Come uno scienziato che non riesce a trovare la cura contro il cancro, il mondo occidentale si affanna da tempo per trovare un antidoto al regime tirannico di Vladimir Putin e alla sua influenza negativa in Europa. Questa “stabilità” geopolitica ha portato Andrei Pleșu, fondatore della rivista culturale rumena Dilema Veche, a ripubblicare, a distanza di dieci anni, un articolo intitolato La debolezza dell’Occidente. Tra i “difetti” dell’Occidente, Pleșu annovera la grande mole di leggi, l’obiettività e l’ingenuità di ammirare leader come Putin. “Alla fine, le relazioni ‘diplomatiche’ tra la Russia e il resto del mondo somigliano al tentativo di una distinta nobildonna di ballare un minuetto con una tigre affamata. Va a finire male”, conclude Pleșu.
Nello stesso numero della rivista, l’antropologa Anca Manolescu esprime un’opinione simile a quella di Plesu, esplicitando. però con maggior precisione dove sbaglia l’Europa, a partire da una citazione del ministro degli Esteri della Lituania, Gabrielius Landsbergis. La “sveglia è suonata, ma noi non siamo ancora scesi dal letto”, ha avvertito Landsbergis (Unione della Patria, centro-destra) nel corso di un’intervista con Ines Trams, corrispondente dell’emittente televisiva tedesca ZDF. Manolescu pensa quindi che l’Europa debba “adottare un’azione più rapida, a più ampio spettro e più incisiva”.
La situazione dell’Europa sudorientale è un ottimo esempio per capire che l’Occidente ha ancora molto da fare per contrastare le pericolose ingerenze russe.

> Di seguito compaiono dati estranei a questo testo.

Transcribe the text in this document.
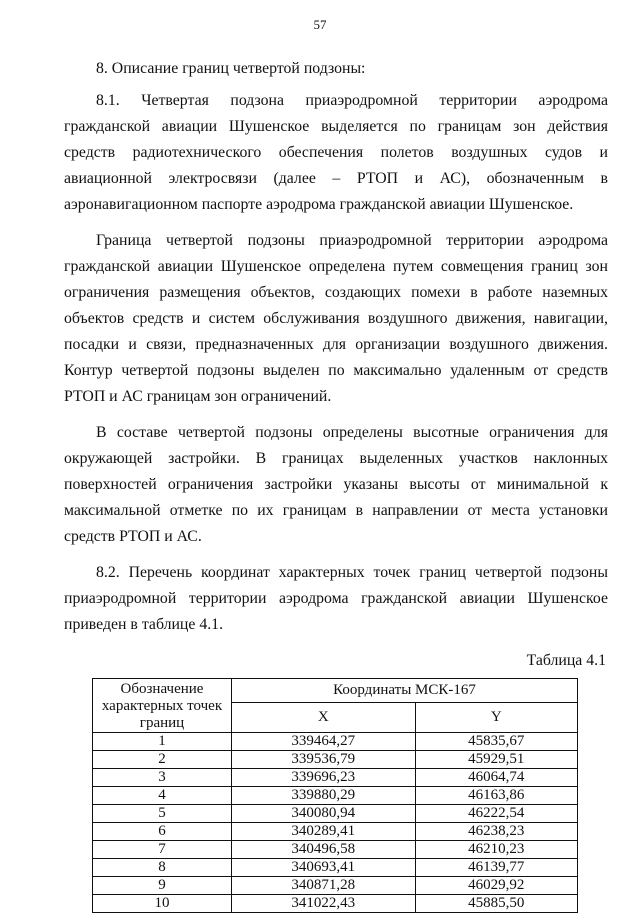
57

8. Описание границ четвертой подзоны:

8.1. Четвертая подзона приаэродромной территории аэродрома гражданской авиации Шушенское выделяется по границам зон действия средств радиотехнического обеспечения полетов воздушных судов и авиационной электросвязи (далее – РТОП и АС), обозначенным в аэронавигационном паспорте аэродрома гражданской авиации Шушенское.

Граница четвертой подзоны приаэродромной территории аэродрома гражданской авиации Шушенское определена путем совмещения границ зон ограничения размещения объектов, создающих помехи в работе наземных объектов средств и систем обслуживания воздушного движения, навигации, посадки и связи, предназначенных для организации воздушного движения. Контур четвертой подзоны выделен по максимально удаленным от средств РТОП и АС границам зон ограничений.

В составе четвертой подзоны определены высотные ограничения для окружающей застройки. В границах выделенных участков наклонных поверхностей ограничения застройки указаны высоты от минимальной к максимальной отметке по их границам в направлении от места установки средств РТОП и АС.

8.2. Перечень координат характерных точек границ четвертой подзоны приаэродромной территории аэродрома гражданской авиации Шушенское приведен в таблице 4.1.

Таблица 4.1

Обозначение характерных точек границ	Координаты МСК-167	
	X	Y
1	339464,27	45835,67
2	339536,79	45929,51
3	339696,23	46064,74
4	339880,29	46163,86
5	340080,94	46222,54
6	340289,41	46238,23
7	340496,58	46210,23
8	340693,41	46139,77
9	340871,28	46029,92
10	341022,43	45885,50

Putin continua a influenzare la Moldova
Cominciamo dalle problematiche regioni filorusse della Moldova. Poco dopo che il governo liberale di Chișinău aveva dovuto gestire le voci di un’invasione russa della Transnistria, Evghenia Guțul, la leader filorussa della regione autonoma della Gagauzia, ha incontrato Putin a Sochi. Tornata a casa, Guțul ha dichiarato di aver siglato un accordo con la multinazionale russa del gas, Gazprom, per far arrivare gas a poco prezzo in Gagauzia. In tutta risposta, il quotidiano Ziarul de Gardă ha citato il primo ministro europeista moldavo Dorin Recean, che ha descritto i leader della Gagauzia come una “banda di criminali” che fa “promesse false” e deve essere portata davanti “alla giustizia”.
Se vogliamo vedere il bicchiere mezzo pieno, sempre più chiese moldave stanno abbandonando la Metropolia di Moldova, che fa parte della Chiesa ortodossa russa, per unirsi alla Metropolia di Bessarabia, che fa parte invece della Chiesa ortodossa rumena. Il motivo di questa scelta risiede soprattutto nella guerra russa in Ucraina. “La Chiesa ortodossa russa è direttamente coinvolta nella guerra, con un proprio esercito di mercenari addestrati nelle chiese da istruttori delle forze speciali che poi vengono mandati a combattere in Ucraina”, dice il sindaco liberale del villaggio moldavo di Răuțel, come riportato da Ziarul de Gardă.
La Bulgaria ha fatto il gioco di Putin
In secondo luogo, l’ingenuità dimostrata dalla Bulgaria quando ha concesso alla Russia di costruire un gasdotto nel proprio territorio, ha permesso a Putin di continuare a rifornire la Serbia e l’Ungheria, che non hanno sospeso le importazioni di gas russo come la maggior parte dei clienti di Gazprom nel resto d’Europa. Lo racconta Ivaylo Stanchev, direttore del quotidiano bulgaro Capital, il cui giornale è riuscito a ottenere dei documenti riservati che dimostrano come la Russia abbia imposto alla Bulgaria il passaggio del Turkstream all’interno del paese. Uno dei più strenui sostenitori del gasdotto è stato Boyko Borisov (Cittadini per lo sviluppo europeo della Bulgaria, GERB, centro-destra), primo ministro bulgaro dal 2017 al 2021. Il TurkStream è operativo in Bulgaria dal 2021.
L’arretratezza dell’esercito romeno
Passando alla Romania, uno dei suoi punti deboli è lo stato del suoesercito. Dati recenti pubblicati dal giornalista Andrei Udișteanu sulla piattaforma di giornalismo investigativo Recorder mostrano che almeno 130 camion militari in dotazione all’esercito hanno più di 40 anni. Nel 2017 uno di questi camion ha avuto un’avaria e ha causato la morte di tre soldati. “La Romania non è pronta dal punto di vista né politico, né militare, né economico per assumere un ruolo guida nella politica di sicurezza europea e transatlantica”, ha raccontato Armand Goşu, esperto di sicurezza, alla giornalista Carolina Drüten sul giornale online rumeno PressOne.